各国の評判では、アフリカ出身の2人の女性候補が有力とされている。韓国の兪氏も女性であるが、世界機関でのリーダー経験がないこことから、当選は難しいと見られている。ただ、1回目投票で8人中3人が脱落するシステムになっているので、韓国候補がここで姿を消すことになれば、面目丸潰れである。「1回戦生き残り」をかけて必死である。

 

1回目投票の後、2回目には5人中3人が脱落する。3回目で候補2人のうち1人を全会一致で選出する。1回目の協議は9月7日から始まり、同15日~20日に結果が出るものとみられている。

 

韓国の兪氏は8月6日、記者団に対し、「日本はとても重要なWTO加盟国の一つであり、WTOを率いて改革する適任者は私であることを強調する」としながら、「両国のこれまでの協力を基に支持を求めていく」と述べた。『聯合ニュース』(8月7日付)が報じた。

 

兪氏は、上記のように「両国のこれまでの協力を基に支持を求めていく」と述べている。日韓が協力したのは、世界サッカーワールド大会で共催した程度であろう。それ以外は、ことごとく紛争の歴史である。

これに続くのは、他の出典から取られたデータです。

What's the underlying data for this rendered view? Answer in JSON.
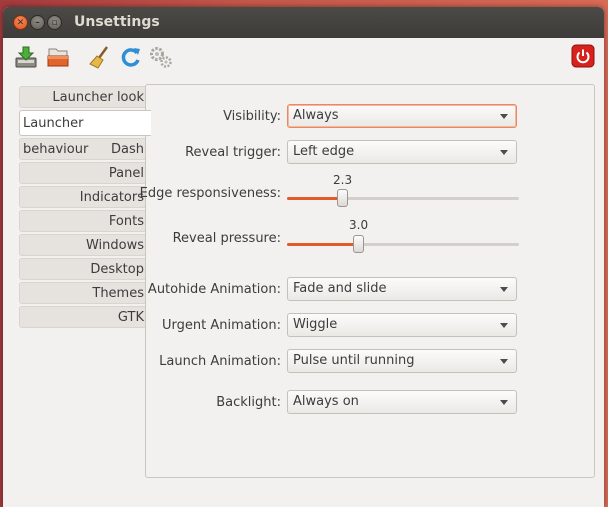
{
  "window": {
    "title": "Unsettings"
  },
  "toolbar": {
    "buttons": [
      {
        "icon": "save-download-icon"
      },
      {
        "icon": "open-folder-icon"
      },
      {
        "icon": "broom-clean-icon"
      },
      {
        "icon": "refresh-icon"
      },
      {
        "icon": "gears-settings-icon"
      },
      {
        "icon": "power-icon"
      }
    ]
  },
  "sidebar": {
    "tabs": [
      {
        "label": "Launcher look"
      },
      {
        "label": "Launcher behaviour"
      },
      {
        "label": "Dash"
      },
      {
        "label": "Panel"
      },
      {
        "label": "Indicators"
      },
      {
        "label": "Fonts"
      },
      {
        "label": "Windows"
      },
      {
        "label": "Desktop"
      },
      {
        "label": "Themes"
      },
      {
        "label": "GTK"
      }
    ],
    "active_tab": "Launcher behaviour"
  },
  "settings": {
    "visibility": {
      "label": "Visibility:",
      "value": "Always"
    },
    "reveal_trigger": {
      "label": "Reveal trigger:",
      "value": "Left edge"
    },
    "edge_responsiveness": {
      "label": "Edge responsiveness:",
      "value": "2.3"
    },
    "reveal_pressure": {
      "label": "Reveal pressure:",
      "value": "3.0"
    },
    "autohide_animation": {
      "label": "Autohide Animation:",
      "value": "Fade and slide"
    },
    "urgent_animation": {
      "label": "Urgent Animation:",
      "value": "Wiggle"
    },
    "launch_animation": {
      "label": "Launch Animation:",
      "value": "Pulse until running"
    },
    "backlight": {
      "label": "Backlight:",
      "value": "Always on"
    }
  },
  "sliders": {
    "edge_responsiveness_fraction": 0.24,
    "reveal_pressure_fraction": 0.31
  },
  "colors": {
    "accent": "#e05a2a",
    "focus": "#e98a5e"
  }
}
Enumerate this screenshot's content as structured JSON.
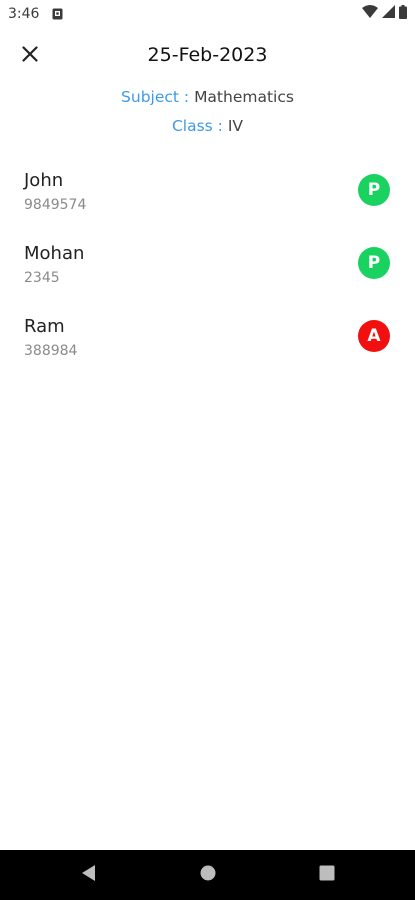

今さら「これまでの協力を基に」と言われても、日本は違和感を持つほかない。

 


韓国の文大統領は、ニュージーランド首相にWTO事務局長当選について協力を求めた。

 

文在寅大統領が7月28日午後、ニュージーランドのジャシンダ・アーダーン首相と電話会談した。アーダーン首相に世界貿易機関(WTO)事務局長選に出馬した産業通商資源部の兪明希(ユ・ミョンヒ)通商交渉本部長の支持を呼びかけた。文大統領は「兪本部長がアジア太平洋地域の唯一の候補として出馬したが、女性であり通商専門家としてWTOの改革と多国間貿易体制の強化を導く適任者」として「ニュージーランドの支持を期待する」と明らかにした。これを受け、アーダーン首相は「ニュージーランドは貿易を重視する国であるため、WTO事務局長の選出に大きな関心がある」として「兪本部長が非常に立派な資質を備えたと聞いて注目している」と答えた。『中央日報』(7月29日付)が伝えたもの。

 

文氏は、この電話会談で兪氏について、「女性であり通商専門家として」と強調している。WTO事務局長に必要な資質は、加盟国トップと電話一本でやり取りできる政治性とされている。必ずしも通商専門家でなくてもよいのだ。文氏は、兪氏の弱点をアピールした形になった。

 

韓国大統領府は、日本が韓国の兪氏を支持するのでなくアフリカ出身の女性2氏のいずれかを支持すると伝えられていることに激怒している。「隣国としてあるまじき態度だ」というのである。連日、韓国からの報道で「反日記事」がない日はないほど。そこまで、反日を煽っておきながら、「韓国支持は当り前」という感覚が狂っているのだ。

 

『フィナンシャル・タイムズ』(8月4日付)は、「WTO次期トップ有力2候補、米主張の改革支持」と題する記事を掲載した。

 

8月末に退任するアゼベド事務局長の後任には、ケニアのアミナ・モハメド氏とナイジェリアのヌゴジ・オコンジョイウェアラ氏が有力視されている。両氏は英フィナンシャル・タイムズ紙(FT)とのインタビューで、上級委が紛争処理手続きで本来の役割を大きく逸脱しているとの米国の批判について正当との認識を示した。WTOの紛争処理制度の最終審に当たる上級委は、米国が欠員の補充を拒否しているため機能停止に陥っている。低価格品の輸入に対抗して打ち出した規制をWTO協定違反だと繰り返し判断した上級委に対して、米国は強い不満を表明している」

 

モハメド氏は、ケニアの外相や貿易相を歴任した。オコンジョイウェアラ氏は、ナイジェリアの元財務相で、現在はワクチンの開発と接種を支援する国際官民連携団体「ガビ・ワクチンアライアンス」の理事長を務めている。このように、モハメド氏とオコンジョイウェアラ氏は、閣僚経験を持っている。韓国の兪氏が、キャリア不足であることは否めないのだ。

 

兪氏が落選しても、韓国は日本を恨んではならない。候補者のキャリアを比較して見ることが大事だろう。